Elif Shafak erzählt in ihrem neuen Roman opulente Geschichten, die sich durch Jahrhunderte und Kulturen schlängeln. Das Thema der Migration verbindet die Erzählstränge.
Irene Binal
3 min
Ein bettelarmer und hochbegabter Junge aus dem viktorianischen London, ein jesidisches Mädchen aus dem Osten der Türkei und eine depressive Wissenschafterin im London der Gegenwart: Drei Menschen sind über die Zeiten und Räume hinweg durch einen Regentropfen verbunden. Im antiken Ninive fiel er einem König namens Assurbanipal ins Haar und beobachtete, wie der Herrscher seinen Berater grausam bestrafte. «Noch Jahrhunderte später wird eine Spur dieses Augenblicks in der elementaren Form des Tropfens enthalten sein.»
Ausgehend von diesem Wassertropfen, erzählt Elif Shafak in ihrem Roman «Am Himmel die Flüsse» eine Geschichte, die mehrere Kulturen und Jahrhunderte umspannt. Im London des Jahres 1840 fällt der Tropfen als Schneeflocke auf das Gesicht eines Neugeborenen, das den Namen Arthur erhält und als «König der Abwasserkanäle und Elendsquartiere» in bitterster Armut aufwächst.
Aber Arthur ist begabt und wissbegierig, bringt es zu einer Anstellung im British Museum und ist fasziniert von alten Tontafeln aus der Bibliothek von König Assurbanipal. Darauf sind Fragmente des Gilgamesch-Epos aufgezeichnet, und Arthur ist besessen von der Idee, in den Ruinen von Ninive nach den verlorenen Teilen des Gedichts zu suchen.
Heimkehr zum Wasser
Im Jahr 2014 taucht der Wassertropfen in der Trinkflasche eines neunjährigen Mädchens namens Narin wieder auf. Narin lebt mit ihrer Grossmutter in einem jesidischen Dorf am Tigris-Ufer, das wegen eines Dammbauprojekts der Regierung geflutet werden soll: «Eine zwölftausend Jahre alte Geschichte wird von einem Staudamm ausgelöscht, der fünfzig Jahre Bestand hat – die Lebenszeit eines Maultiers.»
Schliesslich wird der Wassertropfen im Jahr 2018 zur Träne der Hydrologin Zaleekhah, die nach dem Scheitern ihrer Ehe auf ein Hausboot gezogen ist und ihren Suizid in der Themse plant: «Es wird weniger ein Weggang sein als eine Heimkehr, eine Rückkehr zum Wasser.»

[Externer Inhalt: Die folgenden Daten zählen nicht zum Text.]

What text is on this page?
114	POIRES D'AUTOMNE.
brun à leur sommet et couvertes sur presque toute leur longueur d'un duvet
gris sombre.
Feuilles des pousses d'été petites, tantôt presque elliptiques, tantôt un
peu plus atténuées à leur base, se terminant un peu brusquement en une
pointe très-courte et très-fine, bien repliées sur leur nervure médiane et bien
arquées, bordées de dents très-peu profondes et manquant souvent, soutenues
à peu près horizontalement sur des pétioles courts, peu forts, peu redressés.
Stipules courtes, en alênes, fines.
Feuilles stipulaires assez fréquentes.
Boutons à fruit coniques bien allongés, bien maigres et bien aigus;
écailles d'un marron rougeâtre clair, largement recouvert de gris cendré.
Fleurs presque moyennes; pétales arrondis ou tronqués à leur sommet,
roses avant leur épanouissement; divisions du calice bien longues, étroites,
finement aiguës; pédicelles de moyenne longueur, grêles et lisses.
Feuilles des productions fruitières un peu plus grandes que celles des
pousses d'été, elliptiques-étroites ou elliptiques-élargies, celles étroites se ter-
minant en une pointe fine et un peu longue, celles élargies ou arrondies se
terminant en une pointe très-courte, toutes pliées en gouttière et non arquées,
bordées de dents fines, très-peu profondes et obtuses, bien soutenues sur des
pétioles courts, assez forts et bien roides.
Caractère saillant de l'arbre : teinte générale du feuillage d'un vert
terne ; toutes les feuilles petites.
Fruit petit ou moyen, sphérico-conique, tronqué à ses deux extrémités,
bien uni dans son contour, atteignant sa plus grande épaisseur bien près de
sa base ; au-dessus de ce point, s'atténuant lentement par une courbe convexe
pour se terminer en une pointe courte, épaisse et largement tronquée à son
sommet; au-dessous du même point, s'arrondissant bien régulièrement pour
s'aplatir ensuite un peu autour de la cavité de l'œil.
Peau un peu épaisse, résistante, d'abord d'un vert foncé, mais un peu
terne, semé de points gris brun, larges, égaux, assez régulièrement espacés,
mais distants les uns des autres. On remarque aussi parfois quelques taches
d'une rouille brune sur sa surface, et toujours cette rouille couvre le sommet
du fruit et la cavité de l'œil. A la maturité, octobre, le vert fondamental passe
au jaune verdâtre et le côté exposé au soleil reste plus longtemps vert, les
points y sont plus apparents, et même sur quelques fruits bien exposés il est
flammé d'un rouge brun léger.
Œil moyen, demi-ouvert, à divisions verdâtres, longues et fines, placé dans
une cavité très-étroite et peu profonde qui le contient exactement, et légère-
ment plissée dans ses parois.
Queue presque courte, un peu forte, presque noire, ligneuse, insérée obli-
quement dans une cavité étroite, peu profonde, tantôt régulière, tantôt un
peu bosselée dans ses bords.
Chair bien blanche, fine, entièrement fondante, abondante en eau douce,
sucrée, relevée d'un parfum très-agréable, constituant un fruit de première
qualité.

Dieser opulente Roman schlängelt sich wie ein Strom durch Zeit und Raum. Shafak erzählt vom Gilgamesch-Epos, von Schutzdämonen, den «Hütern der Türen, die sich in andere Gefilde öffnen», von Nisaba, der Göttin der Schreibkunst, und ihrem langsamen Sterben, von der grausamen Verfolgung der Jesiden, die als «Teufelsanbeter» gebrandmarkt werden, schliesslich von der Wissenschaft, die in der Klimakrise eine Wasserkrise entdeckt.
Shafak geht der Frage nach, wer kulturelles Erbe besitzen darf, und sie befasst sich mit der Emigration und der daraus folgenden Wurzellosigkeit. Alle Figuren des Romans sind heimatlos wie das Wasser: «Wasser ist durch und durch Immigrant, es ist gefangen im Übergang und kann sich nirgends für immer niederlassen.»
Gegen das Vergessen
Wie in einem orientalischen Teppich webt Shafak ihre Geschichten ineinander, deren Zusammenhang sich erst nach und nach erschliesst. So steht am Ende wieder einmal Elif Shafaks zentrale Botschaft: Die Menschheit ist ein grosses Ganzes, auch wenn sie immer wieder auseinanderdividiert werden soll.
Was bleibt, ist ein beeindruckender Roman, der nah an der Perfektion ist. Ein Roman, der Elif Shafaks Ruf als grosse Erzählerin einmal mehr unterstreicht – und der auch ein flammendes Plädoyer ist gegen das Vergessen. Nicht zufällig arbeitet Zaleekhah an einer Studie über das Wassergedächtnis, eine umstrittene These, die Shafak als Möglichkeit in den Raum stellt und der sie mit dem Regentropfen, der durch die Jahrhunderte reist, eine Form gibt. Denn, so heisst es an einer Stelle im Roman: «Das Wasser erinnert sich. Nur die Menschen vergessen.»
Elif Shafak: Am Himmel die Flüsse. Roman. Aus dem Englischen von Michaela Grabinger. Hanser-Verlag, München 2024. 592S., Fr. 37.90.